Can you point to where this is an issue? It looks as though secp has proper __msan_* annotations in place these days.

Sure. For example, bitcoin-core/secp256k1#1169 (comment). It holds for the current libsecp master branch @ bitcoin-core/secp256k1@0653a25 as well.

Fixed here bitcoin-core/secp256k1#1496 :)

Any other sanitizer false-positives while we're at it? :)

Any other sanitizer false-positives while we're at it? :)

Anything in test/sanitizer_suppressions/* is up for grabs (if it can be fixed)

It would imply require getting bitcoin-core/crc32c-subtree#6 in, I think.

Had another look, and this is correct. We need to merge a fix in the subtree, then do a subtree update here, and then this can be merged, otherwise we'll be left with at least one bug without any workaround. This PR should also be updated to removed the --disable-asm mentions in fuzzing.md and developer-notes.md.

Any other sanitizer false-positives while we're at it? :)

Anything in test/sanitizer_suppressions/* is up for grabs (if it can be fixed)

I think there should be no suppressions related to asm in those files, at least in the code that is compiled as part of Bitcoin Core

I think there should be no suppressions related to asm in those files

I'm just talking about general suppressions, nothing asm specific.

From developer-notes.md:

There are a number of known problems when using the address sanitizer. The
address sanitizer is known to fail in
sha256_sse4::Transform which makes it unusable
unless you also use --disable-asm when running configure. We would like to fix
sanitizer issues, so please send pull requests if you can fix any errors found
by the address sanitizer (or any other sanitizer).

I'm unable to hit this locally. Presumably if it's still an issue we should be able to fix it with some notations.

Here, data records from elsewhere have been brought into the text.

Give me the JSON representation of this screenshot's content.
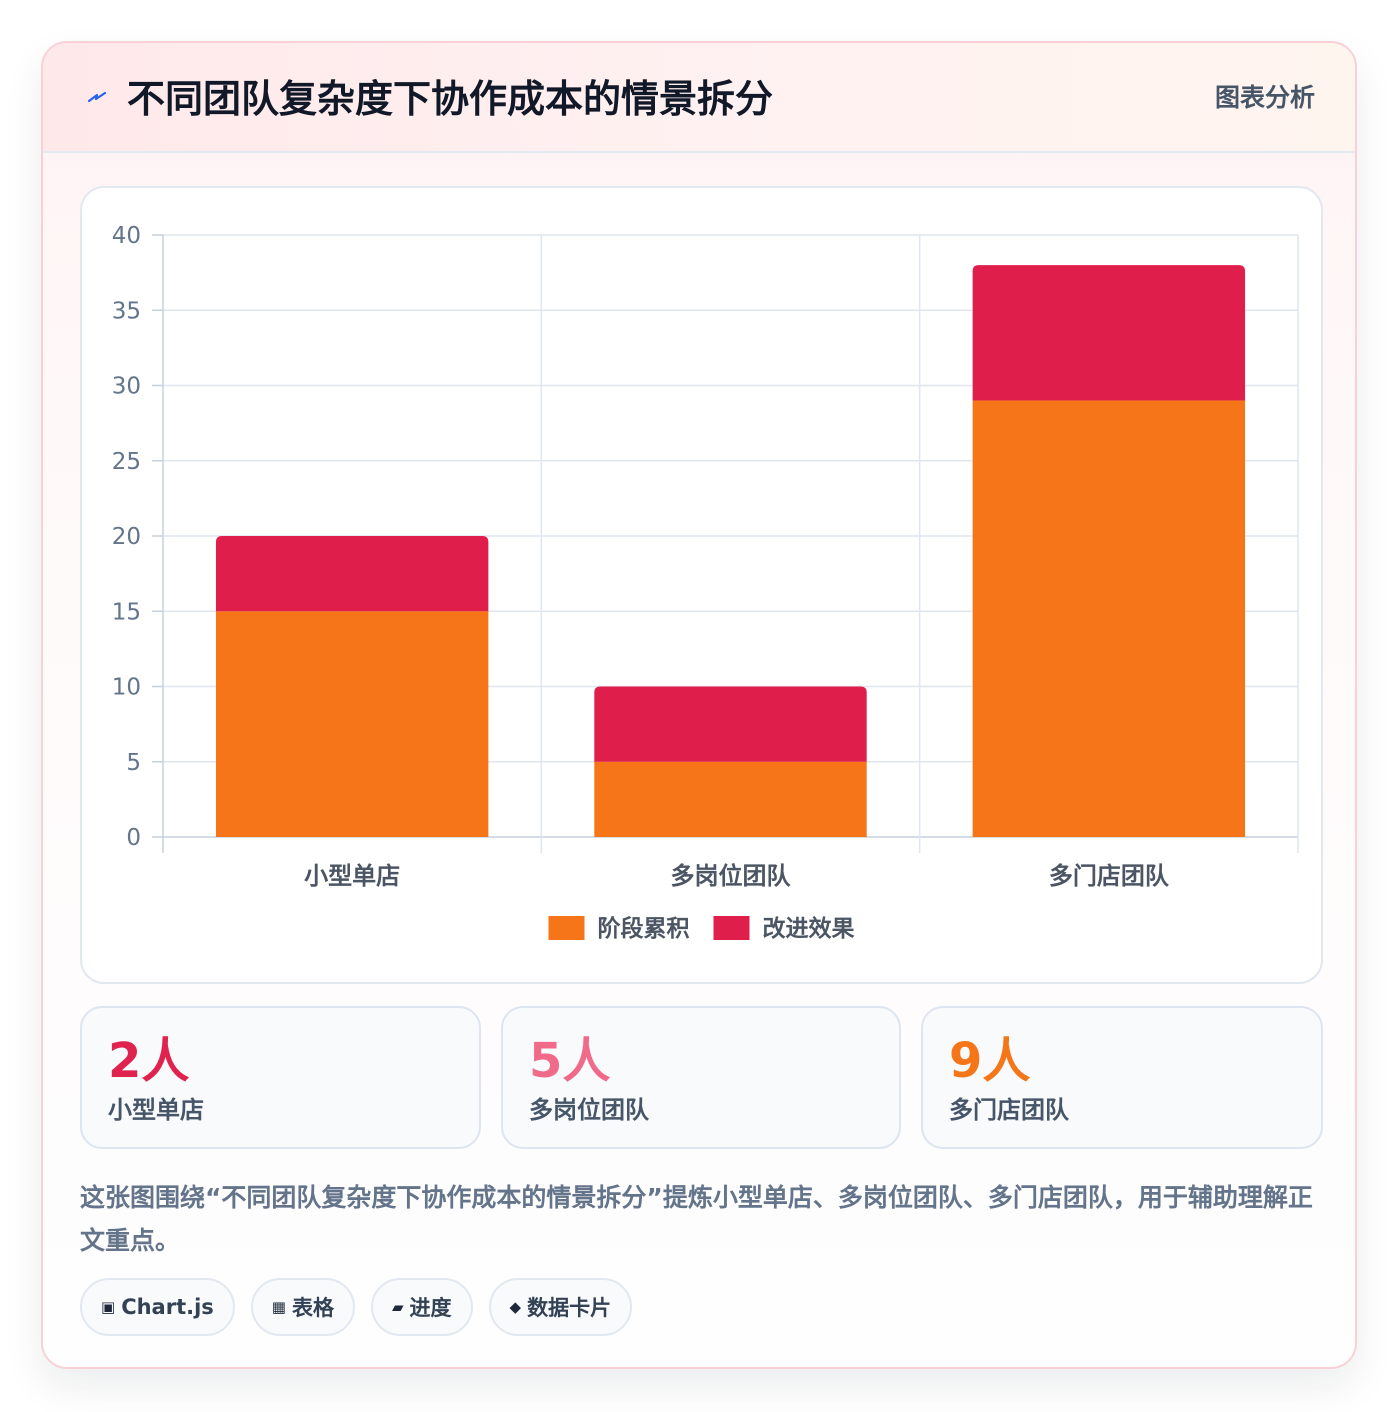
{
  "header": {
    "icon": "lightning-icon",
    "title": "不同团队复杂度下协作成本的情景拆分",
    "badge": "图表分析"
  },
  "chart_data": {
    "type": "bar",
    "stacked": true,
    "categories": [
      "小型单店",
      "多岗位团队",
      "多门店团队"
    ],
    "series": [
      {
        "name": "阶段累积",
        "values": [
          15,
          5,
          29
        ],
        "color": "#f67519"
      },
      {
        "name": "改进效果",
        "values": [
          5,
          5,
          9
        ],
        "color": "#e01e4b"
      }
    ],
    "ylim": [
      0,
      40
    ],
    "yticks": [
      0,
      5,
      10,
      15,
      20,
      25,
      30,
      35,
      40
    ],
    "grid": true,
    "legend": "bottom-center"
  },
  "stats": [
    {
      "value": "2人",
      "label": "小型单店",
      "color": "#e0224f"
    },
    {
      "value": "5人",
      "label": "多岗位团队",
      "color": "#f26a8a"
    },
    {
      "value": "9人",
      "label": "多门店团队",
      "color": "#f57618"
    }
  ],
  "description": "这张图围绕“不同团队复杂度下协作成本的情景拆分”提炼小型单店、多岗位团队、多门店团队，用于辅助理解正文重点。",
  "tags": [
    {
      "icon": "▣",
      "icon_name": "chart-icon",
      "label": "Chart.js"
    },
    {
      "icon": "▦",
      "icon_name": "table-icon",
      "label": "表格"
    },
    {
      "icon": "▰",
      "icon_name": "progress-icon",
      "label": "进度"
    },
    {
      "icon": "◆",
      "icon_name": "diamond-icon",
      "label": "数据卡片"
    }
  ]
}
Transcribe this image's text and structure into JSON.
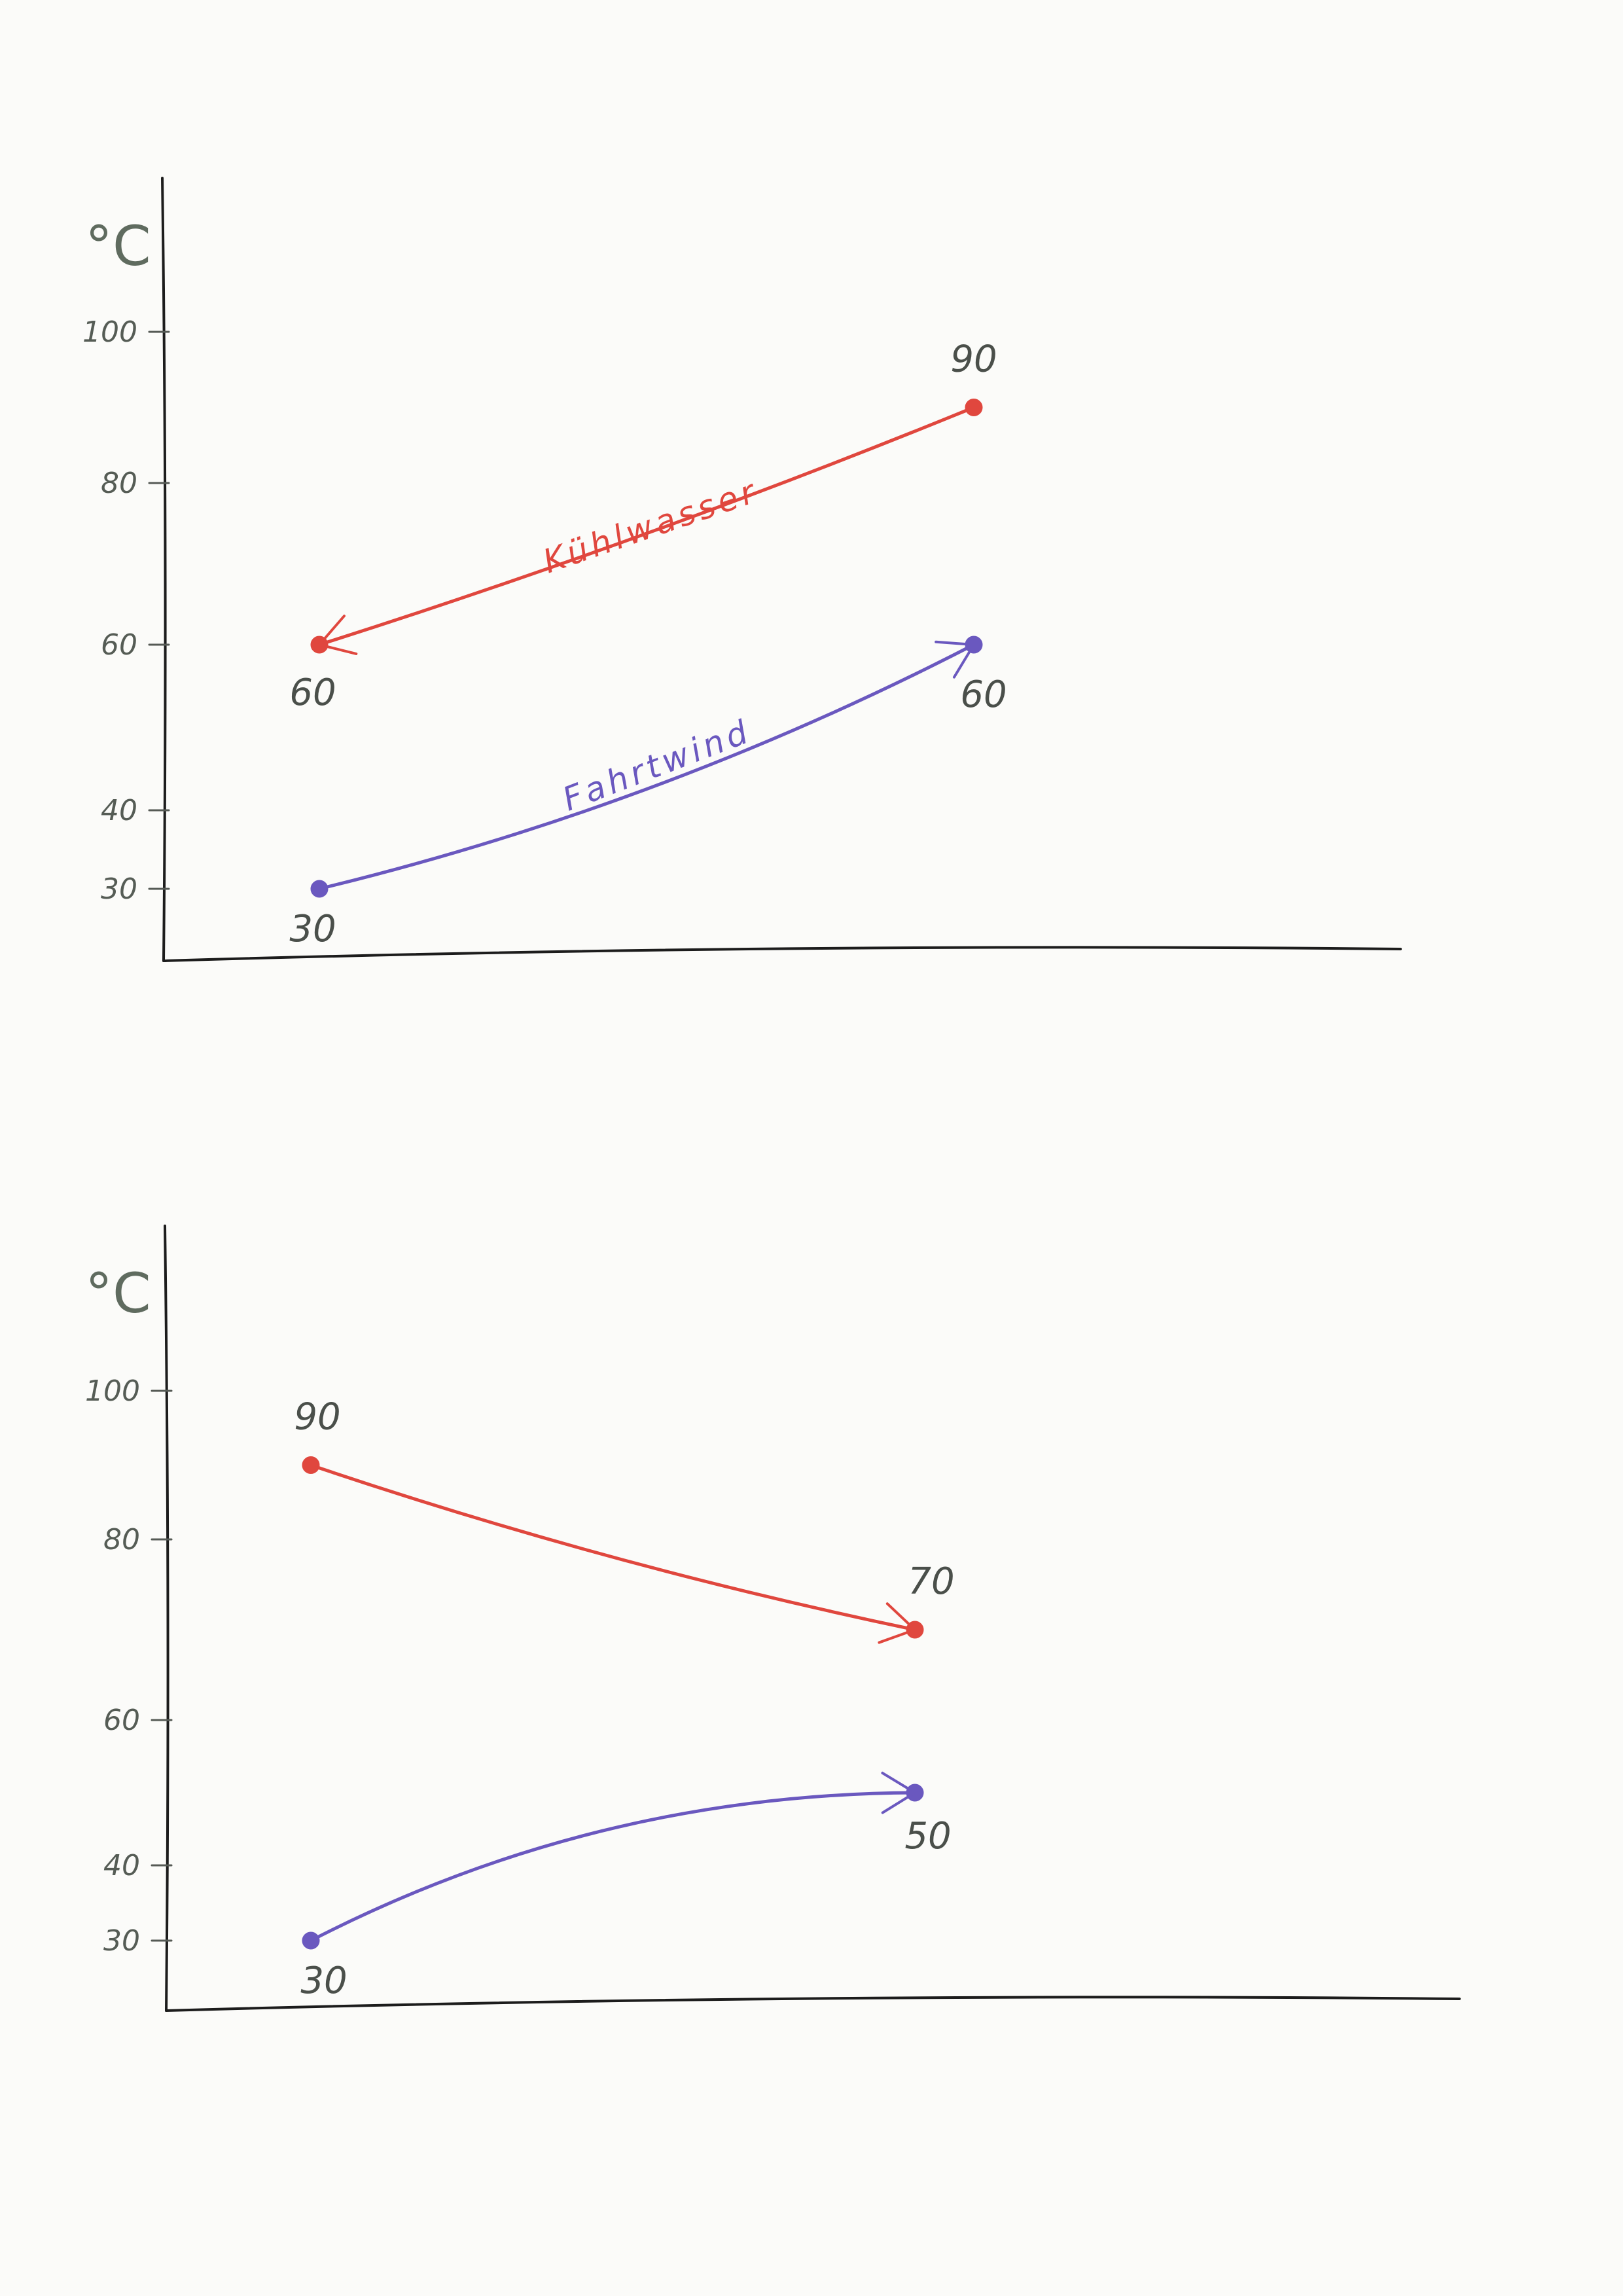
{
  "chart_data": [
    {
      "type": "line",
      "ylabel": "°C",
      "yticks": [
        30,
        40,
        60,
        80,
        100
      ],
      "colors": {
        "red": "#e0473e",
        "purple": "#6a58bf"
      },
      "series": [
        {
          "name": "Kühlwasser",
          "color": "red",
          "arrow": "to-start",
          "points": [
            {
              "x": 0,
              "y": 60,
              "label": "60"
            },
            {
              "x": 1,
              "y": 90,
              "label": "90"
            }
          ]
        },
        {
          "name": "Fahrtwind",
          "color": "purple",
          "arrow": "to-end",
          "points": [
            {
              "x": 0,
              "y": 30,
              "label": "30"
            },
            {
              "x": 1,
              "y": 60,
              "label": "60"
            }
          ]
        }
      ]
    },
    {
      "type": "line",
      "ylabel": "°C",
      "yticks": [
        30,
        40,
        60,
        80,
        100
      ],
      "colors": {
        "red": "#e0473e",
        "purple": "#6a58bf"
      },
      "series": [
        {
          "name": "",
          "color": "red",
          "arrow": "to-end",
          "points": [
            {
              "x": 0,
              "y": 90,
              "label": "90"
            },
            {
              "x": 1,
              "y": 70,
              "label": "70"
            }
          ]
        },
        {
          "name": "",
          "color": "purple",
          "arrow": "to-end",
          "points": [
            {
              "x": 0,
              "y": 30,
              "label": "30"
            },
            {
              "x": 1,
              "y": 50,
              "label": "50"
            }
          ]
        }
      ]
    }
  ]
}
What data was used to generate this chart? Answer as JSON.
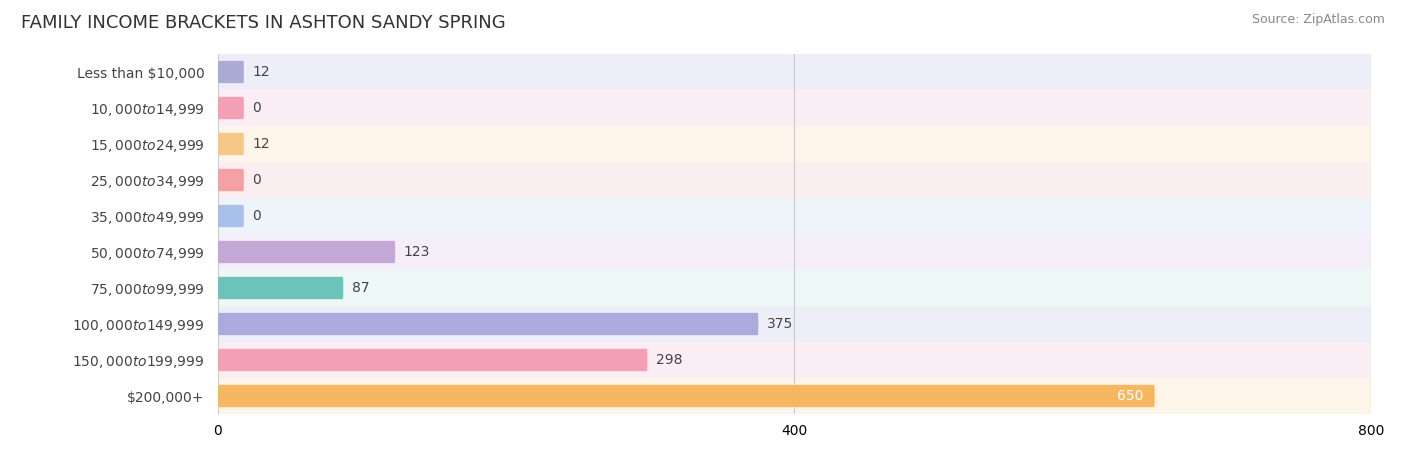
{
  "title": "FAMILY INCOME BRACKETS IN ASHTON SANDY SPRING",
  "source": "Source: ZipAtlas.com",
  "categories": [
    "Less than $10,000",
    "$10,000 to $14,999",
    "$15,000 to $24,999",
    "$25,000 to $34,999",
    "$35,000 to $49,999",
    "$50,000 to $74,999",
    "$75,000 to $99,999",
    "$100,000 to $149,999",
    "$150,000 to $199,999",
    "$200,000+"
  ],
  "values": [
    12,
    0,
    12,
    0,
    0,
    123,
    87,
    375,
    298,
    650
  ],
  "bar_colors": [
    "#aaaad4",
    "#f4a0b4",
    "#f5c88a",
    "#f4a0a4",
    "#a8c0e8",
    "#c4a8d8",
    "#6cc4b8",
    "#aaaadc",
    "#f4a0b4",
    "#f5b860"
  ],
  "row_bg_colors": [
    "#eeeef8",
    "#faeef4",
    "#fdf4ea",
    "#faeef0",
    "#eef4fa",
    "#f4eef8",
    "#eef8f6",
    "#eeeef8",
    "#faeef4",
    "#fdf4ea"
  ],
  "xlim": [
    0,
    800
  ],
  "xticks": [
    0,
    400,
    800
  ],
  "background_color": "#ffffff",
  "bar_height": 0.62,
  "title_fontsize": 13,
  "label_fontsize": 10,
  "value_fontsize": 10,
  "source_fontsize": 9,
  "min_stub": 18
}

Does anyone happen to have a test-case for it?

Concept ACK

This now depends on #29493

Want to rebase now?

Rebased and removed RFC from PR title.

I used --disable-asm in order to even be able to build when configured for fuzzing. Otherwise, I get this compiler error:

crypto/sha256_sse4.cpp:44:9: error: expected relocatable expression
   44 |         "shl    $0x6,%2;"
      |         ^
<inline asm>:1:15894: note: instantiated into assembly here

Since crypto/sha256_sse4.cpp is not guarded by DISABLE_OPTIMIZED_SHA256, there's no way for me to compile for fuzzing now.

Otherwise, I get this compiler error:

Can you open a new issue, with the complete config.log / build output?

Since crypto/sha256_sse4.cpp is not guarded by DISABLE_OPTIMIZED_SHA256, there's no way for me to compile for fuzzing now.

Still trying to understand the problem here, but in the meantime I'll PR an addition of the DISABLE_OPTIMIZED_SHA256 guard.